A discrimination complaint by an Ivey professor in 2017 spurred an investigation that found “systemic discrimination” against female faculty in the business school.
Professor Allison Johnson complained to Western University of sexist discrimination after she was denied tenure in 2017, resulting in an investigation that found discrimination existed systemically in Ivey, but was not responsible for Ivey’s decision against granting her tenure.
The investigation cited student feedback forms about Johnson that mentioned her pregnancy, which Ivey then brought up to her in reviewing her application for tenure.
As first reported by the London Free Press, the marketing professor’s story manifests an old sexist phenomenon across academia that the business school now admits.

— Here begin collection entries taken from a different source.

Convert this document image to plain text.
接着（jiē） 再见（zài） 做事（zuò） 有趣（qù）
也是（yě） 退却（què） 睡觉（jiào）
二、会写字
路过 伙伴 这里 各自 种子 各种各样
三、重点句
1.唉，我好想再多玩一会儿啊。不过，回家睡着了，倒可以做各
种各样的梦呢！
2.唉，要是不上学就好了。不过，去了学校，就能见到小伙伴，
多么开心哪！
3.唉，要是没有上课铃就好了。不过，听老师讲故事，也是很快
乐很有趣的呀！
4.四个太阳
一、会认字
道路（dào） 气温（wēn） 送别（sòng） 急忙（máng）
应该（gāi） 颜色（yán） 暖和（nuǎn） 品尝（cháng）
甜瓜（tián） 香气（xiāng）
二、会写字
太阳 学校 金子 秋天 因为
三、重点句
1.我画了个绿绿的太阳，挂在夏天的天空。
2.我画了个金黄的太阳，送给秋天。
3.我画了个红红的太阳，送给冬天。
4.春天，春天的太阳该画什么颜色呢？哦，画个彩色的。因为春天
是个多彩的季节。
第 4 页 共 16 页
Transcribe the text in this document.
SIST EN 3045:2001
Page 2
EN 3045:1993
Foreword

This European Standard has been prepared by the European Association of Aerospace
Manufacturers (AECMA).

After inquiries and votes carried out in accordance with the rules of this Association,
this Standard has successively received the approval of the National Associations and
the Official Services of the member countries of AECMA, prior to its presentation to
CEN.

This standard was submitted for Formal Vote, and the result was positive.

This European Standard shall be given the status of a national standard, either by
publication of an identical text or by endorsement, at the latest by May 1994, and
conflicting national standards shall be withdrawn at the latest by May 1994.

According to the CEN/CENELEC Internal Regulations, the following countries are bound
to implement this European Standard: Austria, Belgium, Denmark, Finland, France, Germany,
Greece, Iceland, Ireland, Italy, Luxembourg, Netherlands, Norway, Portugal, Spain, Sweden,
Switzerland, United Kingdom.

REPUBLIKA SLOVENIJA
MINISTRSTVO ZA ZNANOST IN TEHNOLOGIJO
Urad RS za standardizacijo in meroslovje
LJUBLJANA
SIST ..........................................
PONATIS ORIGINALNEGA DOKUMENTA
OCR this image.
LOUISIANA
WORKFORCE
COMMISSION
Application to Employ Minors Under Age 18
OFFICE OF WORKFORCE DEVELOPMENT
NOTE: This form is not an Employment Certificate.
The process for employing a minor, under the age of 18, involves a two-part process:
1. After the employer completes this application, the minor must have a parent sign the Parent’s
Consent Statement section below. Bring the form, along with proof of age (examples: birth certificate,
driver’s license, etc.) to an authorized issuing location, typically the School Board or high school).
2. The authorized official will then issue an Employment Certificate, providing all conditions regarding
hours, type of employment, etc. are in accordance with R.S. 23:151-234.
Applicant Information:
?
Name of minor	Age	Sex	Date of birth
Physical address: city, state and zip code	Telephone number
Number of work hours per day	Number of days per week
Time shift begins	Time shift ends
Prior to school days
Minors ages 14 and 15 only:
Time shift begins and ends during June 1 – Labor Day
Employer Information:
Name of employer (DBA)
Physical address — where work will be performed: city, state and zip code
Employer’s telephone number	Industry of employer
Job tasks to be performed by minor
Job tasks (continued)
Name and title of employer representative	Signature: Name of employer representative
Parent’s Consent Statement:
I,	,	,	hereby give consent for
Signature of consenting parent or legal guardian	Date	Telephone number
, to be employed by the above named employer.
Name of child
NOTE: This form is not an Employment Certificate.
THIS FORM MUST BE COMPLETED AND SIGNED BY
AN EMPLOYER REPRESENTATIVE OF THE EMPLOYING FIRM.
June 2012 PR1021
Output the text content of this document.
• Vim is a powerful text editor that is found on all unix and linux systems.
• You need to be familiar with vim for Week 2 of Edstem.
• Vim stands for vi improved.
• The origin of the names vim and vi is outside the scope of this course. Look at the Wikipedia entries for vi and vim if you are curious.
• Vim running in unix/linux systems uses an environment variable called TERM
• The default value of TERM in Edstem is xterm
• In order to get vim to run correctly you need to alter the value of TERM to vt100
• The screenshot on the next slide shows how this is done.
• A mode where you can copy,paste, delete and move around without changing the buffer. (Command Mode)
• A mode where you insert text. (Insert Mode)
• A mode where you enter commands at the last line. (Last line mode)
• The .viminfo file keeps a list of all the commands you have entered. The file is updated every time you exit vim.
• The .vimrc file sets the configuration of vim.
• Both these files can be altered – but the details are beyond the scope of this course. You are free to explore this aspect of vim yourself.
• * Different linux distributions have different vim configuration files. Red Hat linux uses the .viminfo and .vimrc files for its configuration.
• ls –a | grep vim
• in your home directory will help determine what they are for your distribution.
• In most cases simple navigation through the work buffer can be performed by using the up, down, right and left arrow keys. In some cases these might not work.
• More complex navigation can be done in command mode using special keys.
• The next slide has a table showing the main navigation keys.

But neither Johnson nor Western’s faculty union accept that sexism had no role in her tenure application, and are poised to continue fighting it.
Johnson has subsequently filed both a union grievance and, according to the LFP, a human rights complaint about the bias from course evaluations in deciding tenure.
In a statement, dean of Ivey Sharon Hodgson said she could not comment on personnel matters, but that they take all “allegations” of discrimination seriously — though it was an official Western investigation that concluded there was discrimination.
“For women and for anyone who may feel their differences have the potential to disadvantage them, you have my commitment that we will continue to progress in all matters of equity, inclusion, and diversity,” she said.
Johnson has allegedly filed to the Human Rights Tribunal of Ontario in August 2019, likely after her interior complaint within Western had finished. The documents have not been heard by a court, according to the LFP report.
The University of Western Ontario’s Faculty Association is backing the union grievance. They also confirm the findings of the internal investigation.
“Professor Johnson is a member of a disadvantaged group which has been, and continues to be, subjected to systemic discrimination,” they file in their grievance.
Hodgson pointed out in her statement that the union’s collective agreement was recently amended to try and prevent this sort of discrimination.
Issues began for Johnson in 2008, after Johnson became an assistant professor in marketing and then became pregnant.
She was given three months maternity leave but was asked to come back during the leave for a performance evaluation, according to the LFP, which is against the collective agreement Western’s faculty union holds with the university.
Following her pregnancy, Johnson cited issues with low course evaluation scores in 2009 and 2010 where “students made comments about … her marital status and childcare arrangements.”
The next major issue arose in 2016, according to the report, following her application to tenure.
Johnson told the LFP that questions asked during her tenure committee meeting were “insulting and demeaning” and that the same year, three men were automatically approved for tenure while the women were questioned.
Correction (Jan. 23, 12:05 p.m.): this article has been corrected to reflect that UWOFA filed in their grievance about Johnson, and did not give comment to the LFP directly.